A Stronger Voice for Women in the Media – NUJ survey results
20 April 2017
A survey of journalists and media workers in Scotland has revealed that 75 per cent of women have suffered discrimination at work, compared to just 16 per cent of men.
The most common forms of discrimination women face relate to promotion and career advancement opportunities (35 per cent), inappropriate comments (34 per cent) equal pay (31 per cent) and flexible working (20 per cent). Only 16 per cent of men who responded had encountered discrimination, the most common form being paternity issues with eight per cent reporting problems. Other problems men faced included flexible working, equal pay, promotion and career advancement opportunities (three per cent respectively) and inappropriate comments (two per cent).
The NUJ in Scotland undertook the survey as part of the Stronger Voice for Women in the Media project, funded via the STUC under the Trade Union, Fair Work and Modernisation Fund. The Scottish Government-backed project aims to achieve the objectives of the Fair Work Framework to give workers an effective voice, opportunity, job security, career fulfilment and respect. This can be done by improving representation in the workplace, offering greater training and development opportunities and addressing equality, sexism and issues of misrepresentation in the media and by the media.
Fiona Davidson, NUJ Scotland women’s project worker said:
"The most pressing issues raised in the survey include the need to address equal pay, how to get more women into senior management, and to target sexism, misogyny, macho attitudes and online abuse. Flexible working to address caring responsibilities of men and women also needs to be addressed along with the problems of precarious working and the impact on journalists’ financial situation and mental health.
"We expect employers to be keen to adopt a collaborative approach with their workers and the NUJ to end inequality and sexism both in the newsroom and in the news."

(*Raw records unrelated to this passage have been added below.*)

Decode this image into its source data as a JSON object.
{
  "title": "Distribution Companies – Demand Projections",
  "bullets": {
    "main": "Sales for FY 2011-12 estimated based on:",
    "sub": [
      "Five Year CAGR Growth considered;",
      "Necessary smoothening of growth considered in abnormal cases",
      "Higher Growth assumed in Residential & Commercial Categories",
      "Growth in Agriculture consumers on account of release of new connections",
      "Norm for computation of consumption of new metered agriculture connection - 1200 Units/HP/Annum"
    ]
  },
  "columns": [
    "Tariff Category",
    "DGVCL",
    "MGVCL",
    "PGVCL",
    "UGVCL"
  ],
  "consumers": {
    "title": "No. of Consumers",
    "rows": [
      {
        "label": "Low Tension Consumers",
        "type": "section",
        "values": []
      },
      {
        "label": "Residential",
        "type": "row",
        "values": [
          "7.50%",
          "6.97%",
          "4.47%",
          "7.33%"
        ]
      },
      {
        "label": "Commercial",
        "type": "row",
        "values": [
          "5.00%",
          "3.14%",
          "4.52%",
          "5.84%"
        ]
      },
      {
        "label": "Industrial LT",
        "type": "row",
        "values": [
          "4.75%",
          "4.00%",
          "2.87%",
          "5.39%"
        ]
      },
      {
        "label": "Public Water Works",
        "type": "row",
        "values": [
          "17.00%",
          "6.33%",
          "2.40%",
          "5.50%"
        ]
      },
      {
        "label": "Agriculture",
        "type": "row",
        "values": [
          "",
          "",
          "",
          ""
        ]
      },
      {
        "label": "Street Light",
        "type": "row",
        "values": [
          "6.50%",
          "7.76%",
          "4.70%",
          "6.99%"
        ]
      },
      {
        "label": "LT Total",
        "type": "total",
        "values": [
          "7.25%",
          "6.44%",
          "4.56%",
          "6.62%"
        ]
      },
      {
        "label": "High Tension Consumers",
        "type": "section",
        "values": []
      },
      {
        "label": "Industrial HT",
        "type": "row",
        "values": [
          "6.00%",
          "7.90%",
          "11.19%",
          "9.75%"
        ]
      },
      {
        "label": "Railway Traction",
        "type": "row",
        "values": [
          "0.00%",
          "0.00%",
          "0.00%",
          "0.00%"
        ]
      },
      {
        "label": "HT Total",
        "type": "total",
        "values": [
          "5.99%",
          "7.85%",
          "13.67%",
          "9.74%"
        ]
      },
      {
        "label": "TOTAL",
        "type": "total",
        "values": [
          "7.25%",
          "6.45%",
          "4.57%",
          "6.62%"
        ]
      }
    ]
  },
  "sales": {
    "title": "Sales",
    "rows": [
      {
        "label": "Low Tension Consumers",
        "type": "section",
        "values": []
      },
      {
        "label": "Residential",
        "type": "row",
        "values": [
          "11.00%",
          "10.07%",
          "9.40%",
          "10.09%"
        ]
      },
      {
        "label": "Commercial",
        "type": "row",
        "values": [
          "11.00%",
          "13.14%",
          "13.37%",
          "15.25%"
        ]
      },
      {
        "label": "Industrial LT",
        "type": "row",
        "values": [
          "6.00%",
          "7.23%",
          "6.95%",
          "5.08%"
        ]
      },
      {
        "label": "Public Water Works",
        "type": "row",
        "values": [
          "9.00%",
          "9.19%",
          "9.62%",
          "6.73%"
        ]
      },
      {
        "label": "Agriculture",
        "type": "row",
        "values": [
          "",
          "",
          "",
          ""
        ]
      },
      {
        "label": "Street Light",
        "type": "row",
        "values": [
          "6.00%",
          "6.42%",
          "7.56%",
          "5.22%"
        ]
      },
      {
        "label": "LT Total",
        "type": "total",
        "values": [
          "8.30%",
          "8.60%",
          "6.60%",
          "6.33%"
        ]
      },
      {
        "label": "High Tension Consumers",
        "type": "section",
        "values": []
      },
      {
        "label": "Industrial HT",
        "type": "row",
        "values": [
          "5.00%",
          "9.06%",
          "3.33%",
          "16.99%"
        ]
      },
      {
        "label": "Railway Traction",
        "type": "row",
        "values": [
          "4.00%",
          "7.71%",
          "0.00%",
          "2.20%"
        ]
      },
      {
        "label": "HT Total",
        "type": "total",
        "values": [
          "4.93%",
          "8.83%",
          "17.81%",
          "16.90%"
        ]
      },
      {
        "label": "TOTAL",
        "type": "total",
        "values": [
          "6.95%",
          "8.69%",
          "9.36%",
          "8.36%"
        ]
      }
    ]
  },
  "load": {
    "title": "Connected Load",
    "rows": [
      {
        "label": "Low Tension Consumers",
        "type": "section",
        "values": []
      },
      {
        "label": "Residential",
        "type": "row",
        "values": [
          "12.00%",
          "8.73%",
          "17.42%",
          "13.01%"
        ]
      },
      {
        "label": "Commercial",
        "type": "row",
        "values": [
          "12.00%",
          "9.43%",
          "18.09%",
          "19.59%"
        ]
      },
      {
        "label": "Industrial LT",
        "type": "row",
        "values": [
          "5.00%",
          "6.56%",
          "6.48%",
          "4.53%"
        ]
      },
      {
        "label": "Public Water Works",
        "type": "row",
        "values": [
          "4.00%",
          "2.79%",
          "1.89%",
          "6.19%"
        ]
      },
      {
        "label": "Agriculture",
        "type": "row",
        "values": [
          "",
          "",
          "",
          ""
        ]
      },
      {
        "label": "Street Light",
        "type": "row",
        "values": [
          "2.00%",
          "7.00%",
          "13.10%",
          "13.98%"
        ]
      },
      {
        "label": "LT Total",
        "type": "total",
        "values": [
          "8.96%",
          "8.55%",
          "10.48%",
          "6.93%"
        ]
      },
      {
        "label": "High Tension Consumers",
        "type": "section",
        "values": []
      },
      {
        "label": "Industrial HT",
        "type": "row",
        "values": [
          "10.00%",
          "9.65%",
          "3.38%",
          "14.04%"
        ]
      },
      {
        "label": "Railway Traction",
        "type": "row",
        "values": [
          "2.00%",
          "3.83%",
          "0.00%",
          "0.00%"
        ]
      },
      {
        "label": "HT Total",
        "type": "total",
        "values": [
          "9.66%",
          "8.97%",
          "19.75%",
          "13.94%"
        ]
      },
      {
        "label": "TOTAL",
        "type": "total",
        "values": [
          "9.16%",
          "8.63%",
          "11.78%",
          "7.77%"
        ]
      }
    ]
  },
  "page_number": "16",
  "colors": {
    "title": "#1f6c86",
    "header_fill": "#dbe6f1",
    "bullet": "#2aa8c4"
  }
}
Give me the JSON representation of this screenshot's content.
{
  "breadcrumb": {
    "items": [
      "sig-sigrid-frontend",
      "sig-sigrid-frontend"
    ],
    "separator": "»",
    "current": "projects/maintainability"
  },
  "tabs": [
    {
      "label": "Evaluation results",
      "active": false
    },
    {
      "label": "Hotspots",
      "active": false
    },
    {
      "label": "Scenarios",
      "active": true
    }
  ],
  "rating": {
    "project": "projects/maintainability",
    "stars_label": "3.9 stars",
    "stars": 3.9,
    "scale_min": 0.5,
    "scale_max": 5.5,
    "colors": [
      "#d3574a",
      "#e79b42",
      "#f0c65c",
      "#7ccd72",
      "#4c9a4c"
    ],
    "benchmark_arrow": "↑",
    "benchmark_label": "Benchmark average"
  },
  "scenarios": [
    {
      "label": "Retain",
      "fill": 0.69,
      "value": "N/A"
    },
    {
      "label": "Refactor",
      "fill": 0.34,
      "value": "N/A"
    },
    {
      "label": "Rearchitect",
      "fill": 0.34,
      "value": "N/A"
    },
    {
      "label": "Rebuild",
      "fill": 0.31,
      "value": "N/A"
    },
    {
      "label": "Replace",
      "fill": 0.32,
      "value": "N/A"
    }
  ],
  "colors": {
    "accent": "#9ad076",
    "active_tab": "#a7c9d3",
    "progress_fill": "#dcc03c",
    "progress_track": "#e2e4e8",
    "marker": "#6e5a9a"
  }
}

Paul Holleran, NUJ Scottish organiser said:
"The NUJ in Scotland has long advocated for equality of treatment and better conditions for our members. We believe that when employers are committed to developing and investing in their staff they can reap enormous rewards. This survey and its results confirm the need for more to be done and the NUJ is keen to work with employers to do so.
"As a union we are aware of the difficulties faced by the ever growing number of freelances and casuals and are campaigning for better employment protection for all workers, regardless of employment status."
Of the responses, 60 per cent were from females, 40 per cent from males. The majority of respondents were white, heterosexual, non-disabled and 90 per cent were NUJ members.
The number of female respondents outnumbered males in all age categories up to the age of 50 but in the over 50 categories the number of females dropped dramatically. The broadcasting sector had the largest proportion of females with 31 per cent while national and regional newspapers tied for the highest proportion of males with 30 per cent each. The freelance sector tied with national newspapers for the largest sector overall with 26 per cent, closely followed by broadcasting with 25 per cent. Some 23 per cent of women and 17 per cent of men were freelance. While women gave family responsibilities as the main reason for going freelance, the most common reason among men was following redundancy.
Women were more likely to be in more precarious work with fixed term, zero hours or no contracts or part-time working hours compared to men, 72 per cent of whom had fulltime jobs. Only 53 per cent of women worked full time. Some 37 per cent of women felt they were treated differently because of their employment status, compared to 18 per cent of men. Differences in treatment included being paid less, no chance of promotion, less respect, feeling inferior, no pension, no bonus and having problems obtaining credit. One female responded: "Status = bottom of pile".
Of the female returns, 22 per cent said they were reluctant to speak up as they didn’t want to "rock the boat", lose work and money, risk being labelled a troublemaker or lose out on their contract being renewed and 10 per cent of males were reluctant to speak up for similar reasons.
More women felt their gender impacted on their career with 60 per cent saying yes, with 29 per cent reporting they felt their career had been steered in one direction and 47 per cent reporting they had felt judged on appearance or demeaned.
Equality in the workplace was promoted by 70 per cent of employers and a zero tolerance approach to lad’s mags and calendars adopted by 67 per cent of employers. Only 22 per cent confirmed their employer had a transparent pay structure and only 10 per cent knew that a domestic abuse policy was in place.
More males than females believed there was sufficient representation of women in senior roles, equality in leadership was promoted and that women were encouraged to apply for promotions.
Both men and women (almost 80 per cent) thought there was a problem with the way women and/or minority groups were represented in the media, but only 25 per cent of women and 10 per cent of men had ever complained to management.